On Mon, Apr 20, 2020 at 4:19 PM Greg Ewing <greg.ew...@canterbury.ac.nz> wrote:
>
> On 21/04/20 8:29 am, Eric Snow wrote:
> > * Would a low-level channel implementation based on callbacks or locks
> > be better (simpler, faster, etc.) than one based on buffering?
>
> Depends on what you mean by "better". Callbacks are more
> versatile; a buffered channel just does buffering, but
> with callbacks you can do other things, e.g. hooking
> into an event loop.

Thanks for clarifying.  For the event loop case, what is the downside
to adapting to the API in the existing proposal?

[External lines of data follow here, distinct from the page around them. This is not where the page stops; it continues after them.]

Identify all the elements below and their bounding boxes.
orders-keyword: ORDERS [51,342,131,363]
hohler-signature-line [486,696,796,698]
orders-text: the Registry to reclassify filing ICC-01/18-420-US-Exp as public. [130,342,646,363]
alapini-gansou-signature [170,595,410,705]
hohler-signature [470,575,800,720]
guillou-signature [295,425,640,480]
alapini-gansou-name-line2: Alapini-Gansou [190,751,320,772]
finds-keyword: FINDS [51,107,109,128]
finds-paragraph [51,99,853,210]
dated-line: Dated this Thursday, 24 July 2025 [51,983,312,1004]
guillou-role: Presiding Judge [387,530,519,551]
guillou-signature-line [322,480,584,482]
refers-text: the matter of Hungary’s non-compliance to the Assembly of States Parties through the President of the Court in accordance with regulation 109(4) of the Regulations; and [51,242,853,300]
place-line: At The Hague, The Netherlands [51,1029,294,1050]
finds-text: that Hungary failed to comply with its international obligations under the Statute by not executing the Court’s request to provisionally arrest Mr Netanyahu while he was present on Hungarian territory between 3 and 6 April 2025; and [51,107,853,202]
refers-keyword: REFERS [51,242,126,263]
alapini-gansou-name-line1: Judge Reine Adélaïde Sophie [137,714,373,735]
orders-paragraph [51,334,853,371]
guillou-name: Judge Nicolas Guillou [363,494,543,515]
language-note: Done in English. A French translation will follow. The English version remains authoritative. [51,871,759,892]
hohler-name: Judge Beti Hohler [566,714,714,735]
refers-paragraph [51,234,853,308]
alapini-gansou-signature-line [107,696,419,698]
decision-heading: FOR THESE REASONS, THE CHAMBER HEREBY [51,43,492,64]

> > * Would readiness callbacks in the high-level API be more or less
> > user-friendly than alternatives: optional blocking, a lock, etc.?
>
> I would consider callbacks to be part of a low-level
> layer that you wouldn't use directly most of the time.
> Some user-friendly high-level things such as buffered
> channels would be provided.

Ah, PEP 554 is just about the high-level API.  Currently in the
low-level API recv() doesn't ever block (instead raising
ChannelEmptyError if empty) and channel_send() returns a pre-acquired
lock that releases once the object is received.

I'm not opposed to a different low-level API, but keep in mind that
we're short on time.

> Efficiency is a secondary consideration. If it turns
> out to be a problem, that can be addressed later.